Critical infrastructure protection has grabbed a lot of headlines lately, but talk about weaponized exploits targeting these areas has been mostly academic.
Stuxnet first surfaced in the middle of last month, and since then it has been spreading fast — with some estimates indicating as many as 9,000 infection attempts per day.
It also is the first instance of an attack that specifically targets one of our nation’s critical infrastructures, throwing much of the information security industry into a frenzy. One reason is that, although German engineering company Siemens has effectively responded to the issue and delivered a tool for the detection and removal of Stuxnet, the attack is seen by many as a shot over the bow of the bulk energy systems, a potential strike in the elusive campaigns of cyberwar.
It is not fully understood yet what the full effects of Stuxnet will be, but one thing is certain: Whether it is a targeted attack or not, it is at the very least a proof-of-concept that such an attack can occur.
Stuxnet is an interesting and worrisome attack for a few reasons.
First, it is sophisticated, utilizing a zero-day exploit (CVE-2010-2568) as a delivery mechanism. Second, it is targeted, focusing on specific Siemens process control devices. And finally, it uses a known (but not widely known) default password within those Siemens systems, which indicates that the attacker understands that target extremely well.
The first two, on their own, aren’t anything new. There always will be zero-days, and almost anything can be targeted, for almost any reason. An outside threat that understands the inner workings of a control system, however, is new—and it is fundamental in the consideration of Stuxnet and the true threat that it represents.
Historically, SCADA (supervisory control and data acquisition) and DCS (distributed control systems) have been extremely isolated physically, digitally, and intellectually — but this isolation is rapidly deteriorating as business and control system become increasingly interconnected.

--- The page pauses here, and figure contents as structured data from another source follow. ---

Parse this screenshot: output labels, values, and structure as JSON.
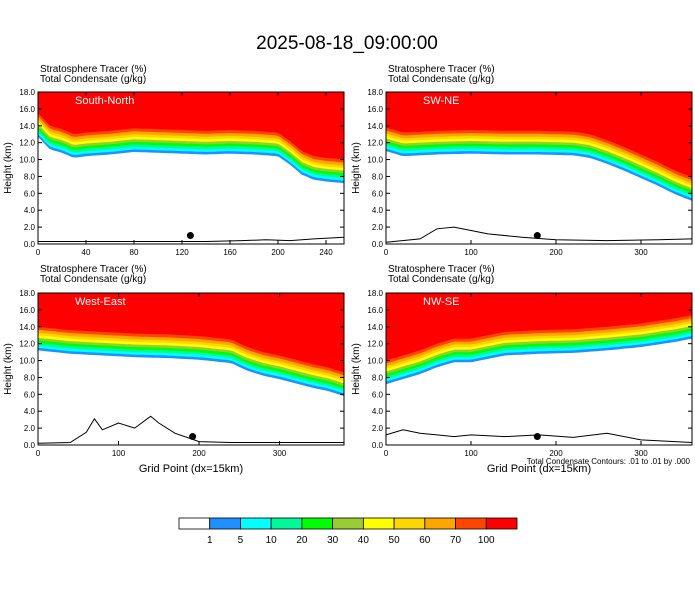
{
  "title": "2025-08-18_09:00:00",
  "panel_header": {
    "line1": "Stratosphere Tracer   (%)",
    "line2": "Total Condensate   (g/kg)"
  },
  "xlabel": "Grid Point (dx=15km)",
  "ylabel": "Height (km)",
  "contour_note": "Total Condensate Contours: .01 to .01 by .000",
  "colors": {
    "ink": "#000000",
    "background": "#ffffff",
    "panel_label_text": "#ffffff"
  },
  "colorbar": {
    "colors": [
      "#ffffff",
      "#1e90ff",
      "#00ffff",
      "#00fa9a",
      "#00ff00",
      "#9acd32",
      "#ffff00",
      "#ffd700",
      "#ffa500",
      "#ff4500",
      "#ff0000"
    ],
    "labels": [
      "1",
      "5",
      "10",
      "20",
      "30",
      "40",
      "50",
      "60",
      "70",
      "100"
    ]
  },
  "chart_data": [
    {
      "type": "heatmap",
      "panel_label": "South-North",
      "xlim": [
        0,
        255
      ],
      "xticks": [
        0,
        40,
        80,
        120,
        160,
        200,
        240
      ],
      "ylim": [
        0,
        18
      ],
      "yticks": [
        "0.0",
        "2.0",
        "4.0",
        "6.0",
        "8.0",
        "10.0",
        "12.0",
        "14.0",
        "16.0",
        "18.0"
      ],
      "stratosphere_tracer_base_km": {
        "x": [
          0,
          10,
          20,
          30,
          40,
          60,
          80,
          100,
          120,
          140,
          160,
          180,
          200,
          210,
          220,
          230,
          240,
          255
        ],
        "y": [
          15.5,
          14.0,
          13.6,
          13.0,
          13.2,
          13.4,
          13.7,
          13.6,
          13.5,
          13.4,
          13.5,
          13.4,
          13.2,
          12.2,
          11.0,
          10.4,
          10.2,
          10.0
        ]
      },
      "terrain_km": {
        "x": [
          0,
          60,
          100,
          140,
          170,
          190,
          210,
          230,
          255
        ],
        "y": [
          0.3,
          0.3,
          0.3,
          0.3,
          0.4,
          0.5,
          0.4,
          0.6,
          0.8
        ]
      },
      "marker": {
        "x": 127,
        "y": 1.0
      }
    },
    {
      "type": "heatmap",
      "panel_label": "SW-NE",
      "xlim": [
        0,
        360
      ],
      "xticks": [
        0,
        100,
        200,
        300
      ],
      "ylim": [
        0,
        18
      ],
      "yticks": [
        "0.0",
        "2.0",
        "4.0",
        "6.0",
        "8.0",
        "10.0",
        "12.0",
        "14.0",
        "16.0",
        "18.0"
      ],
      "stratosphere_tracer_base_km": {
        "x": [
          0,
          20,
          60,
          100,
          140,
          180,
          220,
          240,
          260,
          280,
          300,
          320,
          340,
          360
        ],
        "y": [
          13.8,
          13.2,
          13.4,
          13.5,
          13.4,
          13.4,
          13.3,
          13.0,
          12.3,
          11.5,
          10.6,
          9.7,
          8.7,
          7.9
        ]
      },
      "terrain_km": {
        "x": [
          0,
          40,
          60,
          80,
          100,
          120,
          160,
          200,
          260,
          320,
          360
        ],
        "y": [
          0.2,
          0.6,
          1.8,
          2.0,
          1.6,
          1.2,
          0.8,
          0.5,
          0.4,
          0.5,
          0.6
        ]
      },
      "marker": {
        "x": 178,
        "y": 1.0
      }
    },
    {
      "type": "heatmap",
      "panel_label": "West-East",
      "xlim": [
        0,
        380
      ],
      "xticks": [
        0,
        100,
        200,
        300
      ],
      "ylim": [
        0,
        18
      ],
      "yticks": [
        "0.0",
        "2.0",
        "4.0",
        "6.0",
        "8.0",
        "10.0",
        "12.0",
        "14.0",
        "16.0",
        "18.0"
      ],
      "stratosphere_tracer_base_km": {
        "x": [
          0,
          40,
          80,
          120,
          160,
          200,
          240,
          260,
          280,
          300,
          320,
          340,
          360,
          380
        ],
        "y": [
          14.0,
          13.6,
          13.4,
          13.2,
          13.1,
          12.9,
          12.5,
          11.6,
          11.0,
          10.6,
          10.1,
          9.6,
          9.2,
          8.6
        ]
      },
      "terrain_km": {
        "x": [
          0,
          40,
          60,
          70,
          80,
          100,
          120,
          140,
          150,
          170,
          200,
          240,
          280,
          320,
          380
        ],
        "y": [
          0.2,
          0.3,
          1.5,
          3.1,
          1.8,
          2.6,
          2.0,
          3.4,
          2.6,
          1.4,
          0.4,
          0.3,
          0.3,
          0.3,
          0.3
        ]
      },
      "marker": {
        "x": 192,
        "y": 1.0
      }
    },
    {
      "type": "heatmap",
      "panel_label": "NW-SE",
      "xlim": [
        0,
        360
      ],
      "xticks": [
        0,
        100,
        200,
        300
      ],
      "ylim": [
        0,
        18
      ],
      "yticks": [
        "0.0",
        "2.0",
        "4.0",
        "6.0",
        "8.0",
        "10.0",
        "12.0",
        "14.0",
        "16.0",
        "18.0"
      ],
      "stratosphere_tracer_base_km": {
        "x": [
          0,
          20,
          40,
          60,
          80,
          100,
          120,
          140,
          180,
          220,
          260,
          300,
          340,
          360
        ],
        "y": [
          10.0,
          10.6,
          11.2,
          12.0,
          12.6,
          12.6,
          13.0,
          13.4,
          13.6,
          13.7,
          14.0,
          14.4,
          15.0,
          15.4
        ]
      },
      "terrain_km": {
        "x": [
          0,
          20,
          40,
          60,
          80,
          100,
          140,
          180,
          220,
          260,
          300,
          340,
          360
        ],
        "y": [
          1.2,
          1.8,
          1.4,
          1.2,
          1.0,
          1.2,
          1.0,
          1.2,
          0.9,
          1.4,
          0.6,
          0.4,
          0.3
        ]
      },
      "marker": {
        "x": 178,
        "y": 1.0
      }
    }
  ]
}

Stuxnet uses a default password used to connect WinCC and STEP 7 programs to the STIXINT database. You simply can’t walk down to Fry’s Home Electronics, buy a Siemens control system and hack it until you find some internal default account to exploit. You also can’t access someone else’s control system to do that same reconnaissance, at least not easily, as these systems are — or should be — completely isolated from the internet. Right?
The problem is that these systems are built for reliability, first and foremost, and that means products are designed to have life spans measured in decades.
It is for this reason that many such systems are replete with what most IT professionals would classify as “legacy” equipment, and most IS professionals would label as “vulnerable.” This includes a variety of “dumb” line controllers and other devices that lack internal security monitoring or logging, many of which still operate serially (and some of those have been upgraded to operate serially over TCP/IP, using relatively insecure protocols such as Modbus or DNP3).
You simply can’t take a critical asset offline for an upgrade, or to apply a patch, so even the best efforts of control system vendors can sometimes go unimplemented. Everything’s structured, and there are a myriad of dependencies among assets that ensure everything works as intended to reliably deliver energy, or pump water, or manufacture a vaccine.
This is the heart of the issue, and it is a blessing and a curse all in one. Simply put, SCADA and DCS systems that run our nation’s critical infrastructures are predictable.
The really good news is that this predictability is also one of its strengths. What security operations analyst wouldn’t love to have a reliable and dependable baseline of normal activity?
Unlike the average enterprise network, which is a free fire zone of sometimes near-random activity, control systems accurately can be defined and baselined. Armed with that, any variation of activity — a sudden increase in traffic on a certain segment, or a new user logging into a system for the first time, or a file seen in use where it isn’t expected — can be considered suspect, and because very little happens that is out of the ordinary, those suspect events are manageable.
If anyone ever doubted the intentions of NERC CIP, and the massive amounts of documentation and logging that it requires, it is time to embrace the truth that knowledge is power.
Working with definable baselines is one thing: Understanding the policies, procedures, assets and enclaves within your network allows you to do something even more powerful. Having gone through the process of documenting users, you can monitor user activity, and look for accounts that aren’t documented. Identifying critical assets, and which other cyber assets are (or aren’t) allowed to communicate with them, allows you to look for invalid network communication paths.
Understanding which applications are allowed makes it easy to spot unwanted activity, and understanding how authorized applications are supposed to operate lets you look for the more subtle threats — like Stuxnet — that are using legitimate application calls in illegitimate ways.